Department of Anaesthesia & Intensive Care, Postgraduate Institute of Medical Education & Research, Chandigarh, India.
Department of Internal Medicine, Postgraduate Institute of Medical Education & Research, Chandigarh, India.
Indian J Med Res. 2022 May-Jun;155(5&6):526-537. doi: 10.4103/ijmr.ijmr_2292_21.
BACKGROUND & OBJECTIVES: The high mortality associated with the thrombotic events in hospitalized COVID-19 patients resulted in the usage of anticoagulants in varying doses. Whether high-dose anticoagulants have led to better outcomes or higher incidence of clinically significant bleeding events is debatable. Thus, this study was conducted to find the incidence of clinically significant bleeding events in moderate-to-severe COVID-19 ARDS (acute respiratory distress syndrome) patients on therapeutic anticoagulation and their outcomes.
In this retrospective, single-centre study of 155 critically ill COVID-19 patients, the incidence of clinically significant bleeding was observed.

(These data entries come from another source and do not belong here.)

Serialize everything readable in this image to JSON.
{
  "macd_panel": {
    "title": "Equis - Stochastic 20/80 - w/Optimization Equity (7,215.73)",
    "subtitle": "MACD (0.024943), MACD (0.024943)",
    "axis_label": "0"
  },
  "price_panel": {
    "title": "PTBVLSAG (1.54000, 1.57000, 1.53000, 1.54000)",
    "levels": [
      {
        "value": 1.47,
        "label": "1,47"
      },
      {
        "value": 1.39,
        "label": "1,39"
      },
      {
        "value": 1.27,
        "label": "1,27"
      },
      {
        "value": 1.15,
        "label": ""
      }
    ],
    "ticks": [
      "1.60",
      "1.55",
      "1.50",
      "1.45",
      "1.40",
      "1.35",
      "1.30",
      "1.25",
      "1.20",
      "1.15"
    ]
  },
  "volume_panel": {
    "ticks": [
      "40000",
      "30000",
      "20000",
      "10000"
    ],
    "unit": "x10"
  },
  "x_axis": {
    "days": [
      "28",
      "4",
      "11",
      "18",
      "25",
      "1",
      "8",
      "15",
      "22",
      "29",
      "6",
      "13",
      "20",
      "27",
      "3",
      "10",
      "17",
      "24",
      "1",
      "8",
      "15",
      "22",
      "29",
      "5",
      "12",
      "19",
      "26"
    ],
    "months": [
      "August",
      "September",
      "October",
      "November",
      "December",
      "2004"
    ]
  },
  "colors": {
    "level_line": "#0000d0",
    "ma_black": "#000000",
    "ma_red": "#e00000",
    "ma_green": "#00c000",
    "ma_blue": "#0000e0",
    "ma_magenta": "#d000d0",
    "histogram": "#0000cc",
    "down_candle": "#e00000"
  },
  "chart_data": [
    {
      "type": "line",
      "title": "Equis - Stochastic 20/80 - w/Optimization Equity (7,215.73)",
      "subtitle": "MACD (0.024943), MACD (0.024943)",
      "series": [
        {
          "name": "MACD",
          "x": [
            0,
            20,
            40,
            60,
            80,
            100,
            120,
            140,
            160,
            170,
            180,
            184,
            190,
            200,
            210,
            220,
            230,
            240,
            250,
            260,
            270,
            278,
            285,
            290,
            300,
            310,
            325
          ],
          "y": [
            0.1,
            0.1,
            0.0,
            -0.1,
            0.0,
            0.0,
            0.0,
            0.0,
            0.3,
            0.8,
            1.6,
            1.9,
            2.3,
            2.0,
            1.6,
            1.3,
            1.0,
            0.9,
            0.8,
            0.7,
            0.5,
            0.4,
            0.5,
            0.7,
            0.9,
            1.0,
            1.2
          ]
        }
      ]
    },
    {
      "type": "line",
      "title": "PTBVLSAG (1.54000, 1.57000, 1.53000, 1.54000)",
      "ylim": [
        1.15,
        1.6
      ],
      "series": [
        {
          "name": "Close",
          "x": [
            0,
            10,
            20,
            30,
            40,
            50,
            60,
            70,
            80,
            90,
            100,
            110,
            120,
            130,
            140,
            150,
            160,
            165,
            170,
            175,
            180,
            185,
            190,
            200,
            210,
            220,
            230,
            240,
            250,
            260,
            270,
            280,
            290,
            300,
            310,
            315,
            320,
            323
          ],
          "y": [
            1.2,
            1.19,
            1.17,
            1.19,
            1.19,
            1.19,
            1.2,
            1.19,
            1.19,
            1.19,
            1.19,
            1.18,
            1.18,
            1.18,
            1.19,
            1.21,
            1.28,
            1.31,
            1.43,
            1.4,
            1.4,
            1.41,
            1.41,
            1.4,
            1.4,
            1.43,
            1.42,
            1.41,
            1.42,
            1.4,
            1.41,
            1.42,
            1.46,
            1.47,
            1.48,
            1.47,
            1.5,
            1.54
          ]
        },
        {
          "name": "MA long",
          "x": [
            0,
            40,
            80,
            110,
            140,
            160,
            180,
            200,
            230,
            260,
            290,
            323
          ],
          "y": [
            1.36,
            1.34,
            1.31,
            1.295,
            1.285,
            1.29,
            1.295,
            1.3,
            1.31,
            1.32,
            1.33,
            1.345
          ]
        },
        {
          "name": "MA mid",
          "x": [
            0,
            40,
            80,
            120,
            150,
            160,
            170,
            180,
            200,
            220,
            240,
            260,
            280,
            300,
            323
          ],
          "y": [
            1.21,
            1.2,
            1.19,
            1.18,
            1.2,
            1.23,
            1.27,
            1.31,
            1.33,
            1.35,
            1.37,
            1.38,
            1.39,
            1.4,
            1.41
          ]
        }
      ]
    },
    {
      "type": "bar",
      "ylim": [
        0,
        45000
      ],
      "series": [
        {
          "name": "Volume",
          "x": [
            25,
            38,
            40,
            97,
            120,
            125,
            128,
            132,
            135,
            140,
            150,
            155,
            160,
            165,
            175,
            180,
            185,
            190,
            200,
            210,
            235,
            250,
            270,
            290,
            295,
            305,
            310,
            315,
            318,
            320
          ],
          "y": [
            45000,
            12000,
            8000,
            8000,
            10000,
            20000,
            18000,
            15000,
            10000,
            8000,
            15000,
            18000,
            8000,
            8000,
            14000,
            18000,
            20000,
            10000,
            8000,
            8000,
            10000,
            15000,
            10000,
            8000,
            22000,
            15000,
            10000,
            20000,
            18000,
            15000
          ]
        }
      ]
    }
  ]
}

Multivariate regression models were used to evaluate the association between anticoagulant regimen, coagulation and inflammatory markers with the incidence of bleeding and thrombotic events.
The incidence of clinically relevant non-major bleeding was 33.54 per cent (26.17-41.46%) and major bleeding was 9.03 per cent (5.02-14.69%). The anticoagulation intensity at baseline had a high odds of major bleeding when enoxaparin and dual antiplatelet therapy were used together [adjusted odds ratio OR of 434.09 (3.81-49502.95), P<0.05]. At admission, bleeders had a poorer PaO/FiO ratio with more patients on invasive ventilation. At the time of bleeding, the bleeders had a higher D-dimer, ferritin, C-reactive protein and procalcitonin compared to non-bleeders. The subhazard ratio for death in bleeders was 3.35 (95% confidence interval, 1.97-5.65; P<0.001).
INTERPRETATION & CONCLUSIONS: The incidence of bleeding in critically ill COVID-19 patients on therapeutic anticoagulation may increase with the severity of the disease as well as with concurrent use of dual antiplatelets. Major bleeding may also contribute to higher mortality.
COVID-19 住院患者血栓事件相关的高死亡率导致了不同剂量抗凝剂的使用。高剂量抗凝剂是否能带来更好的结果或更高的临床显著出血事件发生率仍存在争议。因此,本研究旨在探讨中重度 COVID-19 急性呼吸窘迫综合征(ARDS)患者接受治疗性抗凝治疗时临床显著出血事件的发生率及其结局。
在这项回顾性的、单中心的 155 例危重症 COVID-19 患者研究中,观察了临床显著出血的发生率。使用多变量回归模型评估抗凝方案、凝血和炎症标志物与出血和血栓事件发生率之间的关系。
临床相关非大出血的发生率为 33.54%(26.17%-41.46%),大出血的发生率为 9.03%(5.02%-14.69%)。当同时使用依诺肝素和双联抗血小板治疗时,基线抗凝强度与大出血的发生具有较高的优势比[调整后的优势比(OR)为 434.09(3.81-49502.95),P<0.05]。入院时,出血患者的 PaO/FiO 比值较差,更多患者接受有创通气。出血时,出血患者的 D-二聚体、铁蛋白、C 反应蛋白和降钙素原均高于非出血患者。出血患者的死亡亚危险比为 3.35(95%置信区间,1.97-5.65;P<0.001)。
接受治疗性抗凝治疗的危重症 COVID-19 患者出血的发生率可能会随着疾病的严重程度以及双联抗血小板药物的同时使用而增加。大出血也可能导致更高的死亡率。